On peut regretter toutefois, au-delà de la stigmatisation des grandes confédérations syndicales qui globalement avalisent le processus de professionnalisation de l’éducation, que les préconisations ne soient pas plus développées dans l’ouvrage et surtout que l’auteur ne précise pas plus avant une notion qui lui semble chère, celle « d’éducation polytechnique et polyvalente 3 ». Par ailleurs, Sans être dupe d’une quelconque idéalisation d’un service public qui ne résoudrait rien, Philippe Geneste, hormis l’évocation d’un vague contrôle syndical, n’avance que peu de propositions de lutte immédiate et sur ce point le lecteur restera sur sa fin. Mais il est vrai que, pour ce faire, il faudrait déjà reconstruire le syndicalisme, et là, les anarchistes ont, comme en 1895 4, toute leur place.


1. éditions Acratie, La Bussières, 15 euros. En vente à la Librairie du Monde libertaire, 145 rue Amelot, Paris XIe.
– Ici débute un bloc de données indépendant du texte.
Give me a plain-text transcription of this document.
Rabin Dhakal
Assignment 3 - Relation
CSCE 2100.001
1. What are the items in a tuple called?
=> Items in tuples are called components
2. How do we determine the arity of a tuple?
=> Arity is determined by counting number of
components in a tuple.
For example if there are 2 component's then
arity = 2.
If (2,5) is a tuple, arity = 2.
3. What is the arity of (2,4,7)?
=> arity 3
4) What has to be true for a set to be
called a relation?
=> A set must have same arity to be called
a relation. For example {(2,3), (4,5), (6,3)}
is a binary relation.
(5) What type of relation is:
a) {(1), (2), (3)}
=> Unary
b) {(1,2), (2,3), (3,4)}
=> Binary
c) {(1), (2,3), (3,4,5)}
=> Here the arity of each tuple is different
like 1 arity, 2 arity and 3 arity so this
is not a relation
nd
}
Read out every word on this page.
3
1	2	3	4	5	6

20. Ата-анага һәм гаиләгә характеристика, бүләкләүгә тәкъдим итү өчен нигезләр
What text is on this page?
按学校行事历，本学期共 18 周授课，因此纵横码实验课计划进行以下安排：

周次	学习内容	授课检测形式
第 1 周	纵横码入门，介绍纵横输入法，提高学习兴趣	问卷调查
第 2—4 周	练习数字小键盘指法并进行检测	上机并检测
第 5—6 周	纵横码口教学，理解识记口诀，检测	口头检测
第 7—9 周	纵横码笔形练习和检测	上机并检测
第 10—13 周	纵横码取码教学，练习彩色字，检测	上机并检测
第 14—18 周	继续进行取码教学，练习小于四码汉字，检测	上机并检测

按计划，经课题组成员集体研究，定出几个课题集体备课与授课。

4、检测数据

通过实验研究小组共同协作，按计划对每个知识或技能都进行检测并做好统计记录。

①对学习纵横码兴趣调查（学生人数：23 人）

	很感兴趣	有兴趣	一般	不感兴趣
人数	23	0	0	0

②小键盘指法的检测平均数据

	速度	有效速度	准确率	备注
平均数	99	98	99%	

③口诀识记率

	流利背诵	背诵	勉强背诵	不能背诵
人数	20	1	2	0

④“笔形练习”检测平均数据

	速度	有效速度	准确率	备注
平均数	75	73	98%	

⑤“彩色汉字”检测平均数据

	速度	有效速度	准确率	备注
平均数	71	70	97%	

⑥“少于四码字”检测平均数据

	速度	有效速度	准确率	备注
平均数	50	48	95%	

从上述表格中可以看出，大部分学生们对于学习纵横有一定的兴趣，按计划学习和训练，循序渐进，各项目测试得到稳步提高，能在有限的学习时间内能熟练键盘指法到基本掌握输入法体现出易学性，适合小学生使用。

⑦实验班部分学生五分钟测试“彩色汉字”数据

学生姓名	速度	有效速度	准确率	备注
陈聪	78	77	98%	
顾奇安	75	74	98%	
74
2. L’auteur souligne à juste titre que cette inféodation de l’éducation au professionnel est partagée par tous les gouvernements. Mélenchon, en 2001, alors chargé de l’enseignement professionnel dans le gouvernement Jospin, a lui aussi œuvré dans de sens.
3. Même si ces termes fleurent bon le fouriérisme et le proudhonisme, ils mériteraient d’être repensés à l’aune de nos connaissances et de nos projets contemporains.
4. Voir l’appel aux anarchistes lancé par Fernand Pelloutier dans Les Temps nouveaux du 2 novembre 1895.